Microsoft generates plenty of cash thanks to its dominance of PC operating systems and office applications. Alas, the world is moving away from PCs and into wireless devices and social networks. And as Einhorn told the Sohn conference, Ballmer has “allowed competitors to beat Microsoft in huge areas, including search, mobile-communications software [its market share there has tumbled from 6.8% to 3.6% in the last year], tablet computing and social networking. Even worse, his response to these failures has been to pour tremendous resources into efforts to develop his way out of these holes.”

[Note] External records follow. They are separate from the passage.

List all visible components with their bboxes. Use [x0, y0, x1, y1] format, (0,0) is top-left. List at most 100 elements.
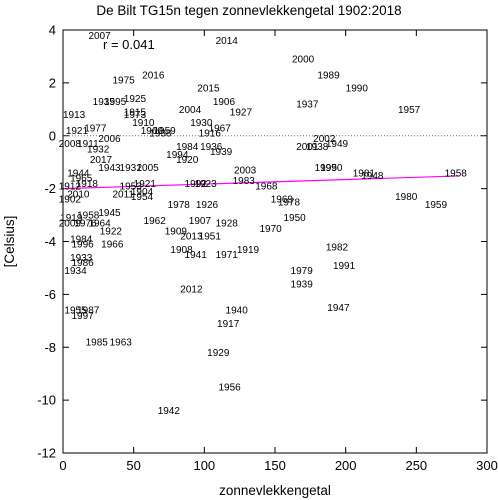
point-label: 1964 [88, 218, 111, 229]
point-label: 1968 [255, 181, 278, 192]
point-label: 1958 [445, 168, 468, 179]
point-label: 1913 [63, 110, 86, 121]
point-label: 1902 [59, 195, 82, 206]
point-label: 1944 [67, 168, 90, 179]
point-label: 1958 [77, 211, 100, 222]
point-label: 2015 [197, 84, 220, 95]
axis-ticks: 0 50 100 150 200 250 300 -12 -10 -8 -6 -4 -2 0 2 4 [37, 23, 498, 474]
point-label: 2001 [296, 142, 319, 153]
y-tick-label: -6 [44, 287, 56, 302]
point-label: 1917 [217, 319, 240, 330]
point-label: 1945 [98, 208, 121, 219]
point-label: 2004 [179, 105, 202, 116]
point-label: 1908 [170, 245, 193, 256]
point-label: 1922 [100, 226, 123, 237]
point-label: 1935 [93, 97, 116, 108]
point-label: 1991 [333, 261, 356, 272]
point-label: 2006 [98, 134, 121, 145]
point-label: 1928 [216, 218, 239, 229]
point-label: 1983 [233, 176, 256, 187]
point-label: 1963 [110, 337, 133, 348]
point-label: 1956 [218, 382, 241, 393]
x-tick-label: 100 [193, 458, 215, 473]
point-label: 1921 [66, 126, 89, 137]
point-label: 1940 [226, 306, 249, 317]
x-tick-label: 200 [335, 458, 357, 473]
y-tick-label: -2 [44, 181, 56, 196]
point-label: 1925 [124, 94, 147, 105]
point-label: 1960 [141, 126, 164, 137]
point-label: 1921 [134, 179, 157, 190]
point-label: 1909 [165, 226, 188, 237]
point-label: 1950 [320, 163, 343, 174]
point-label: 1919 [60, 213, 83, 224]
point-label: 1923 [194, 179, 217, 190]
point-label: 2010 [67, 189, 90, 200]
trend-line [62, 175, 459, 190]
point-label: 1953 [120, 181, 143, 192]
point-label: 1906 [213, 97, 236, 108]
point-label: 1978 [168, 200, 191, 211]
point-label: 1992 [185, 179, 208, 190]
point-label: 1985 [86, 337, 109, 348]
point-label: 1973 [124, 110, 147, 121]
point-label: 1916 [199, 129, 222, 140]
point-label: 1951 [199, 232, 222, 243]
x-tick-label: 0 [59, 458, 66, 473]
point-label: 2009 [59, 218, 82, 229]
x-tick-label: 250 [405, 458, 427, 473]
point-label: 1987 [77, 306, 100, 317]
point-label: 1967 [209, 123, 232, 134]
point-label: 1947 [327, 303, 350, 314]
point-label: 1970 [259, 224, 282, 235]
point-label: 1939 [210, 147, 233, 158]
correlation-annotation: r = 0.041 [103, 37, 155, 52]
point-label: 1978 [278, 197, 301, 208]
point-label: 1931 [120, 163, 143, 174]
point-label: 1957 [398, 105, 421, 116]
point-label: 1954 [131, 192, 154, 203]
point-label: 1938 [149, 129, 172, 140]
chart-title: De Bilt TG15n tegen zonnevlekkengetal 19… [96, 3, 401, 18]
point-label: 1904 [131, 187, 154, 198]
point-label: 1995 [104, 97, 127, 108]
point-label: 1936 [200, 142, 223, 153]
point-label: 1955 [64, 306, 87, 317]
point-label: 1918 [76, 179, 99, 190]
point-label: 1980 [395, 192, 418, 203]
y-tick-label: -10 [37, 393, 56, 408]
y-axis-label: [Celsius] [2, 216, 17, 268]
point-label: 2000 [292, 55, 315, 66]
point-label: 2012 [180, 285, 203, 296]
point-label: 2014 [216, 36, 239, 47]
x-tick-label: 300 [476, 458, 498, 473]
point-label: 1984 [176, 142, 199, 153]
point-label: 1911 [77, 139, 99, 150]
point-label: 1937 [296, 100, 319, 111]
point-label: 1949 [326, 139, 349, 150]
point-label: 1933 [70, 253, 93, 264]
point-label: 1971 [216, 250, 239, 261]
x-axis-label: zonnevlekkengetal [219, 483, 331, 498]
point-label: 2003 [234, 166, 257, 177]
y-tick-label: -8 [44, 340, 56, 355]
y-tick-label: -4 [44, 234, 56, 249]
point-label: 1999 [315, 163, 338, 174]
point-label: 1932 [87, 144, 110, 155]
point-label: 1950 [283, 213, 306, 224]
point-label: 2016 [142, 70, 165, 81]
point-label: 2008 [59, 139, 82, 150]
point-label: 1969 [271, 195, 294, 206]
point-label: 1981 [353, 168, 376, 179]
x-tick-label: 50 [126, 458, 140, 473]
point-label: 1965 [70, 174, 93, 185]
point-label: 1912 [59, 181, 82, 192]
point-label: 1934 [64, 266, 87, 277]
point-label: 1907 [189, 216, 212, 227]
point-label: 1976 [74, 218, 97, 229]
point-label: 1959 [153, 126, 176, 137]
point-label: 1982 [326, 242, 349, 253]
point-label: 2002 [313, 134, 336, 145]
point-label: 1948 [361, 171, 384, 182]
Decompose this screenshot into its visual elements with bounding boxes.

Yet Microsoft’s recent profit performance hasn’t been all that bad. In its third quarter ending April, revenue was up 13% to $16.43 billion — 1.4% above estimates — while operating income climbed 10% to $5.71 billion as net income spiked 31% to $5.2 billion. And its earnings beat Wall Street estimates.

This overall performance masked variations among the divisions. Microsoft’s online service lost money and its Windows unit suffered a 7% sales decline on weak PC demand. But its gaming division enjoyed a 60% revenue pop on the sale of 2.4 million Kinect game controllers. Its office software division enjoyed a 21% sales increase; and its server and tools division saw an 11% sales boost.

To Ballmer’s credit, the gaming division is one area where Microsoft’s investment in new businesses has paid off. I’d advise Microsoft’s board to spin that off because the rest of Microsoft’s moribund businesses are masking its exciting growth prospects.

But for the time being, investors don’t have that choice. So should you go with Einhorn on Microsoft? To think about that, we can look at its price-to-earnings-to-growth (PEG) ratio — a way to determine whether the value that the market assigns a stock is justified by the rate at which it expects the company’s earnings to grow. I think a PEG of 1.0 is a fair price, and anything below that is a bargain.

Microsoft trades at a low PEG of 1.35. Its P/E is 9.6 on earnings forecast to grow 7.1% to $1.76 in 2012. This stock is not overvalued but at that PEG ratio, it does not offer anything to get excited about – unless a 2.65% dividend yield makes your day.

If Microsoft’s board could spin off its gaming division and put Ballmer in charge — then let Steve Jobs run the rest of Microsoft, this stock would look exciting. But that will never happen — for all the media attention that Einhorn plug received, Microsoft is likely to remain dead money.

Peter Cohan has no financial interest in the securities mentioned.